Crédit Agricole et la Banque Palatine sont parmi les établissements bancaires les plus intéressés par les énergies renouvelables

Crédit Agricole et la Banque Palatine sont parmi les établissements bancaires les plus intéressés par les énergies renouvelables - -

L'argent est le nerf de la guerre dans le domaine des énergies renouvelables aussi. Il est nécessaire de soutenir un projet sur le long terme. Malgré le manque de visibilité, des banques y croient et s'engagent. Illustration avec la Banque Palatine et le Crédit Agricole.

La Banque Palatine se montre très active depuis 3 ans. Son credo: faire du sur-mesure et donc accompagner les entrepreneurs en leur proposant un seul et même interlocuteur.

Pour Benoît Forgues responsable des financements ENR de la banque Palatine, le solaire est le secteur le moins risqué. Il représente 60 % de l'activité de l'établissement contre 30 % pour l'éolien. Les appels d'offres dans le solaire poussent désormais à demander des garanties bancaires pour la construction et le démantèlement. Ces règles engendrent une nouvelle démarche. Il faut parfois convaincre en interne. Mais de bonnes habitudes commencent à s'instaurer.

Parmi les autres pistes d'investissement, la biomasse, mise en avant lors de la dernière conférence environnementale. Ces projets sont plus risqués et plus compliqués aux yeux de la banque, notamment si des soucis d'approvisionnement surviennent. Sans bois suffisant, l'activité peut péricliter.

Cela n’empêche pas la banque Palatine d'investir dans une centrale biomasse en construction pour Bonduelle, en Picardie. Plusieurs partenaires s'engagent pour un investissement de 65 millions d'euros au total. Ils n'hésitent pas aussi à soutenir un client français à l'étranger notamment au Portugal. Car comme l'explique Benoît Forgues , le taux de sinistralité est faible.
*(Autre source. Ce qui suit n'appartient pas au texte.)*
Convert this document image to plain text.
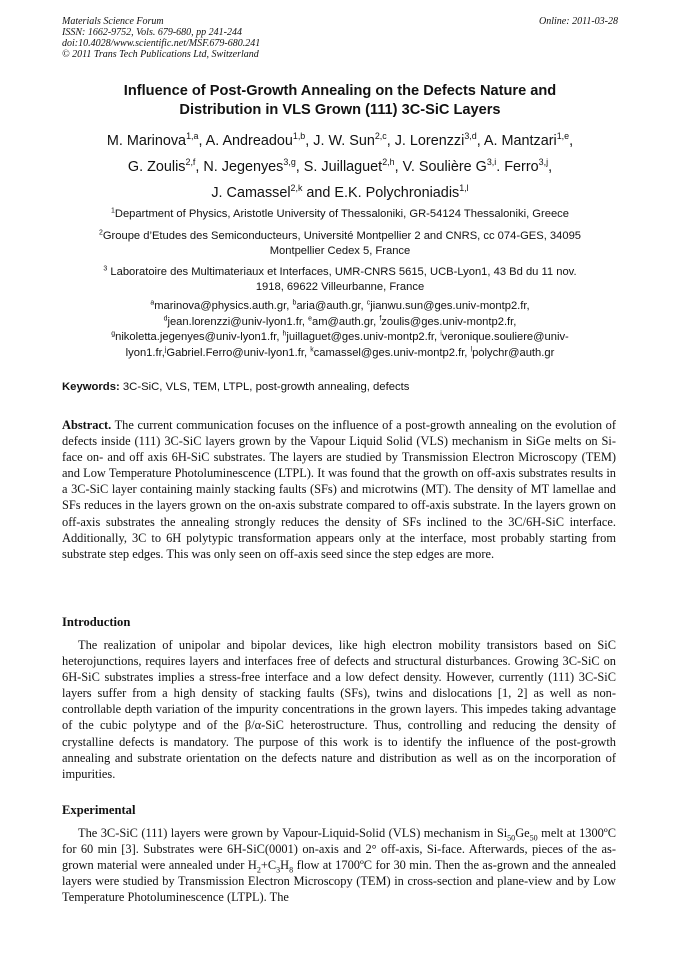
Materials Science Forum
ISSN: 1662-9752, Vols. 679-680, pp 241-244
doi:10.4028/www.scientific.net/MSF.679-680.241
© 2011 Trans Tech Publications Ltd, Switzerland
Online: 2011-03-28
Influence of Post-Growth Annealing on the Defects Nature and
Distribution in VLS Grown (111) 3C-SiC Layers
M. Marinova$^{1,a}$, A. Andreadou$^{1,b}$, J. W. Sun$^{2,c}$, J. Lorenzzi$^{3,d}$, A. Mantzari$^{1,e}$,
G. Zoulis$^{2,f}$, N. Jegenyes$^{3,g}$, S. Juillaguet$^{2,h}$, V. Soulière G$^{3,i}$. Ferro$^{3,j}$,
J. Camassel$^{2,k}$ and E.K. Polychroniadis$^{1,l}$
$^1$Department of Physics, Aristotle University of Thessaloniki, GR-54124 Thessaloniki, Greece
$^2$Groupe d’Etudes des Semiconducteurs, Université Montpellier 2 and CNRS, cc 074-GES, 34095
Montpellier Cedex 5, France
$^3$ Laboratoire des Multimateriaux et Interfaces, UMR-CNRS 5615, UCB-Lyon1, 43 Bd du 11 nov.
1918, 69622 Villeurbanne, France
$^a$marinova@physics.auth.gr, $^b$aria@auth.gr, $^c$jianwu.sun@ges.univ-montp2.fr,
$^d$jean.lorenzzi@univ-lyon1.fr, $^e$am@auth.gr, $^f$zoulis@ges.univ-montp2.fr,
$^g$nikoletta.jegenyes@univ-lyon1.fr, $^h$juillaguet@ges.univ-montp2.fr, $^i$veronique.souliere@univ-
lyon1.fr,$^j$Gabriel.Ferro@univ-lyon1.fr, $^k$camassel@ges.univ-montp2.fr, $^l$polychr@auth.gr
Keywords: 3C-SiC, VLS, TEM, LTPL, post-growth annealing, defects
Abstract. The current communication focuses on the influence of a post-growth annealing on the evolution of defects inside (111) 3C-SiC layers grown by the Vapour Liquid Solid (VLS) mechanism in SiGe melts on Si-face on- and off axis 6H-SiC substrates. The layers are studied by Transmission Electron Microscopy (TEM) and Low Temperature Photoluminescence (LTPL). It was found that the growth on off-axis substrates results in a 3C-SiC layer containing mainly stacking faults (SFs) and microtwins (MT). The density of MT lamellae and SFs reduces in the layers grown on the on-axis substrate compared to off-axis substrate. In the layers grown on off-axis substrates the annealing strongly reduces the density of SFs inclined to the 3C/6H-SiC interface. Additionally, 3C to 6H polytypic transformation appears only at the interface, most probably starting from substrate step edges. This was only seen on off-axis seed since the step edges are more.
Introduction
The realization of unipolar and bipolar devices, like high electron mobility transistors based on SiC heterojunctions, requires layers and interfaces free of defects and structural disturbances. Growing 3C-SiC on 6H-SiC substrates implies a stress-free interface and a low defect density. However, currently (111) 3C-SiC layers suffer from a high density of stacking faults (SFs), twins and dislocations [1, 2] as well as non-controllable depth variation of the impurity concentrations in the grown layers. This impedes taking advantage of the cubic polytype and of the β/α-SiC heterostructure. Thus, controlling and reducing the density of crystalline defects is mandatory. The purpose of this work is to identify the influence of the post-growth annealing and substrate orientation on the defects nature and distribution as well as on the incorporation of impurities.
Experimental
The 3C-SiC (111) layers were grown by Vapour-Liquid-Solid (VLS) mechanism in $Si_{50}Ge_{50}$ melt at 1300ºC for 60 min [3]. Substrates were 6H-SiC(0001) on-axis and 2° off-axis, Si-face. Afterwards, pieces of the as-grown material were annealed under $H_2+C_3H_8$ flow at 1700ºC for 30 min. Then the as-grown and the annealed layers were studied by Transmission Electron Microscopy (TEM) in cross-section and plane-view and by Low Temperature Photoluminescence (LTPL). The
Priorité aussi à la rénovation thermique

Le Crédit Agricole y croit aussi, ce n'est pas pour rien qu'il est le premier financeur dans les énergies renouvelables. La banque a soutenu un quart du parc solaire et éolien. Elle continue même si l'avenir est plus incertain. Le Crédit Agricole qui compte parmi ses clients une grande majorité d'agriculteurs (80 à 90 % d'entre eux l'ont rejoint) mise en toute logique sur la méthanisation. Il y a un potentiel de sources de revenus pour les agriculteurs, notamment dans les petites structures.
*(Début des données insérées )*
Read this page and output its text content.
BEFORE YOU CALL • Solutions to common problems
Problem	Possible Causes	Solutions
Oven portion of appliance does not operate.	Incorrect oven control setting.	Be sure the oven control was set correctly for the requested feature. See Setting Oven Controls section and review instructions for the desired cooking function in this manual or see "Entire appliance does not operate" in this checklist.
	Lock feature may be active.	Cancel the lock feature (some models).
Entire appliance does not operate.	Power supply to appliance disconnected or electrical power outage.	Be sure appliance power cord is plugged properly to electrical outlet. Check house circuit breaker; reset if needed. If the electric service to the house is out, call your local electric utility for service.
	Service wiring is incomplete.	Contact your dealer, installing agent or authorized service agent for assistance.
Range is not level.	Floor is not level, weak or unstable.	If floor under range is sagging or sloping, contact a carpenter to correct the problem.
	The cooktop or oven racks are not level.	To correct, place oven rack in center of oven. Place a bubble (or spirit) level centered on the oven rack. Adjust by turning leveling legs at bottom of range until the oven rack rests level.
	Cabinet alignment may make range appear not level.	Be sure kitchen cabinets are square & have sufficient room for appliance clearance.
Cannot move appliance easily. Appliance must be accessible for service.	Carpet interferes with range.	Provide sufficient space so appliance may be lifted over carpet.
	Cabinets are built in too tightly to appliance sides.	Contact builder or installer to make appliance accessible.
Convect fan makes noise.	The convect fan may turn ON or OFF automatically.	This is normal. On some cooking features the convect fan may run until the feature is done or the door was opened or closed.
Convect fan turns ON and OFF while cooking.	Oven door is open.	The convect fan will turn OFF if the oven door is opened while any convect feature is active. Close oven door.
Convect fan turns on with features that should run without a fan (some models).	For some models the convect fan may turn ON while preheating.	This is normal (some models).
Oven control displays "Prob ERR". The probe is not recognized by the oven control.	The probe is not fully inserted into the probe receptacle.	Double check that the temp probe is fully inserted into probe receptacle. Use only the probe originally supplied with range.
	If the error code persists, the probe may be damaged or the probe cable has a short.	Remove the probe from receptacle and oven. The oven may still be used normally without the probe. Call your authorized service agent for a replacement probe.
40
La biomasse est aussi un investissement d'avenir mais pour Stanislas Pottier directeur du développement durable de Crédit Agricole SA, le morcellement des parcelles et des propriétés nuit à la mise en place d'une filière dans ce domaine et pourtant "nous disposons de la forêt la plus grosse d'Europe". La banque dispose d'un outil de taille: sa filiale CALEF qui étudie de près les dossiers et établit des cartes précises du potentiel de chaque territoire en matière d'énergies renouvelables. Au total ce sont plus de 260 installations qui ont été financées (éolien, photovoltaïque, combustion, méthanisation)

Quand on parle financement, les particuliers ne sont pas oubliés. En partenariat avec EDF, le Crédit Agricole a décidé de les suivre dans leur parcours. Il propose un audit énergétique puis un accompagnement pour les travaux à réaliser. Rien à voir avec le DPE (Diagnostic de Performance Énergétique), obligatoire en cas de vente pour calculer la classe énergétique d’un bien immobilier. Le grand chantier de la rénovation thermique va donc lui ouvrir de belles opportunités.